The deal comes after a decade’s worth of acrimony and lawsuits that resulted in the tribe halting payments to the state that had been promised as part of a 2010 gambling pact between the state and the tribe. The newly approved compact, as it is also knows, promises that the tribe will pay $2.5 billion to Florida over the first five years.
“Today, all the people of Florida are winners,” said Marcellus Osceola Jr., chair of the Seminole Tribe of Florida. “It is a historic and mutually-beneficial partnership between the state and Seminole Tribe that will positively impact all Floridians for decades to come.”

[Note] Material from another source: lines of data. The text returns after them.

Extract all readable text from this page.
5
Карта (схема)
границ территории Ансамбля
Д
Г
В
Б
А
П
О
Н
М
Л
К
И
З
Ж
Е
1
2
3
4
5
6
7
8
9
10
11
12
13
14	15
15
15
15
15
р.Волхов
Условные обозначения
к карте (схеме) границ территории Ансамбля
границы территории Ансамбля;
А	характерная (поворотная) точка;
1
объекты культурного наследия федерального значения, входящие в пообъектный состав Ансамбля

The Florida House voted 97-17 for the deal, with several Republicans among the no votes. It came one day after the Senate overwhelmingly approved the agreement with the tribe by a 38-1 vote. The vote was expected to usher in the end of the special session.

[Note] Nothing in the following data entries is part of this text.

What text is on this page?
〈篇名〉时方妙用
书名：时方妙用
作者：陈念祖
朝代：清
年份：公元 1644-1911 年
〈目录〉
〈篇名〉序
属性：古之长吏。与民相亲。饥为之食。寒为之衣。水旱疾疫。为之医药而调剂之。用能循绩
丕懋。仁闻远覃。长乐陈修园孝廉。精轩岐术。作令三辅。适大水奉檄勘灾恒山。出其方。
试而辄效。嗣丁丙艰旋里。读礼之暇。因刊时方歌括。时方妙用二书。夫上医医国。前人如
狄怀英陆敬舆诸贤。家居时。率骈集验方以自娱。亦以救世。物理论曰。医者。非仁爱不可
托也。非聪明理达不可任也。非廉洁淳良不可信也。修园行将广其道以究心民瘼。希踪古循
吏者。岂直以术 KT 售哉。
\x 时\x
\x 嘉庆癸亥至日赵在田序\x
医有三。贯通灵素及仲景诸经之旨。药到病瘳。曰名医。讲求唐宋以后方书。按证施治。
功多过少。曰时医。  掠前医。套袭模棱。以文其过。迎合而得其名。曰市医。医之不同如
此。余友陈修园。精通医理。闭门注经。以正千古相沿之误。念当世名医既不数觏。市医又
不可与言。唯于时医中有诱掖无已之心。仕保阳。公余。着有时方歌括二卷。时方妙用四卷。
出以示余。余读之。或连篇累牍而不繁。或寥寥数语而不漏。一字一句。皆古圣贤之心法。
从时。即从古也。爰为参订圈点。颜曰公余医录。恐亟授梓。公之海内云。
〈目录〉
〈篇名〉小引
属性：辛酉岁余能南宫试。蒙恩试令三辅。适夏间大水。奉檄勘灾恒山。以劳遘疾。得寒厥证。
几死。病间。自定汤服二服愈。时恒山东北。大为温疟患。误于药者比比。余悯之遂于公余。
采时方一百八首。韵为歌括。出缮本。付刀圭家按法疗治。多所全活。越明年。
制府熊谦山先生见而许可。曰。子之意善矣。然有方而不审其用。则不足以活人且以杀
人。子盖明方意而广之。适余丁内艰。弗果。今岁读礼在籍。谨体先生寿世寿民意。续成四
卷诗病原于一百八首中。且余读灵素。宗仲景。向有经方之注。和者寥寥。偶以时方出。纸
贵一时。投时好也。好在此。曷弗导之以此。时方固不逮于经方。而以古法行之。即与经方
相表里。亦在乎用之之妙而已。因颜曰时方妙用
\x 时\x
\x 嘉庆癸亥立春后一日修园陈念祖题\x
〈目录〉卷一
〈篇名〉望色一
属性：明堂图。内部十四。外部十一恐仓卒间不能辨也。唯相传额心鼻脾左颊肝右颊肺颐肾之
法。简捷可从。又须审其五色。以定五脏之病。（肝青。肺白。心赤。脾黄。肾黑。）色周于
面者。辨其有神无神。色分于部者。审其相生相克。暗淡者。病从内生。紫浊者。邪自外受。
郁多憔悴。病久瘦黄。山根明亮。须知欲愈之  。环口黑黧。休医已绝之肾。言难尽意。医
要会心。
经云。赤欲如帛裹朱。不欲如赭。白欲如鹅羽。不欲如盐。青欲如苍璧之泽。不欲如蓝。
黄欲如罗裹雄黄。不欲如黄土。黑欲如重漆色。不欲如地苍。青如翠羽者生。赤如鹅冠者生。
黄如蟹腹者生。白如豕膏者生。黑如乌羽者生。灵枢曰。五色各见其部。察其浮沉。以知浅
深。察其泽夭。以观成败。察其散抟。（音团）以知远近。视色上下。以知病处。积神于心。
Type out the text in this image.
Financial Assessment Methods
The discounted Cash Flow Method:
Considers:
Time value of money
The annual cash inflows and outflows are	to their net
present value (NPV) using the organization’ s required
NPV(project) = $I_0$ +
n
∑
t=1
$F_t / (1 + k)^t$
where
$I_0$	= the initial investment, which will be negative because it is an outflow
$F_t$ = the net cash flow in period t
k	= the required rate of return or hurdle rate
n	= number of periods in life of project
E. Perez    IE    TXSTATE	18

A handful of Democrats publicly objected to the compact, contending the 30-year agreement was too long and that it would also open the door to future casinos potentially in Miami Beach or at the Doral resort owned by former President Donald Trump.

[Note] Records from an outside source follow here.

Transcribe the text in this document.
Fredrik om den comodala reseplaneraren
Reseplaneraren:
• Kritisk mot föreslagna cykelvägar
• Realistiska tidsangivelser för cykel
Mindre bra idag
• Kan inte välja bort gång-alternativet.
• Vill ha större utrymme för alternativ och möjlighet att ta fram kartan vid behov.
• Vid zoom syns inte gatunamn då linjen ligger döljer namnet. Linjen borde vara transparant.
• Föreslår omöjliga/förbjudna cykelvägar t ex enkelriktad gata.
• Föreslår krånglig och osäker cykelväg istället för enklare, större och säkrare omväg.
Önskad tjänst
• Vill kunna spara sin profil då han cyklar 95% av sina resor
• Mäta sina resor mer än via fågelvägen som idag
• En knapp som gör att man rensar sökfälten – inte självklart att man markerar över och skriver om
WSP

But opponents also contended the compact was legally suspect because it would allow anyone in the state to use their phones to place bets. Voters in 2018 approved a citizen initiative that requires voter approval to the expansion of casino gambling.
“We are expanding gambling whether you want to try to dance around what that looks like,” said state Rep. Nicholas Duran, a Miami Democrat.
House Democrats tried to force a floor vote on how the billions from the Seminole deal will be spent, arguing that the money should be dedicated to substance abuse and mental health treatment, among other areas.
“We don’t need more tax breaks for rich guys or the corporations that rich guys own,” said state Rep. Joe Geller (D-Aventura). “We have people that are hurting for it.”
But House Republicans contended the amendments were out of order and avoided having their members go on record to criticize them.
The compact cannot take effect until it is reviewed and approved by the U.S. Department of Interior, but once it’s greenlighted a legal challenge is guaranteed. No Casinos, the group that helped push the 2018 amendment, has already promised to mount a legal fight.
“This fight is just beginning,” said No Casinos President John Sowinski in a statement. “We are committing to ensuring the will of the people, who voted by a 72 [percent] landslide to give Florida voters the exclusive right to authorize casino gambling in our state, will be respected.”
Even House Republicans supporting the legislation admitted they were not sure if the sports betting portion would survive scrutiny by the courts.
“It is an open question,” said Rep. Sam Garrison (R-Fleming Island).
Rep. Randy Fine, a Brevard County Republican, said he thought a court would rule against the state on sports betting, but pointed out that the state will still collect money for other parts of the compact even if that happens.
“This is a good deal for the state,” Fine said. “You can feel good about voting for it.”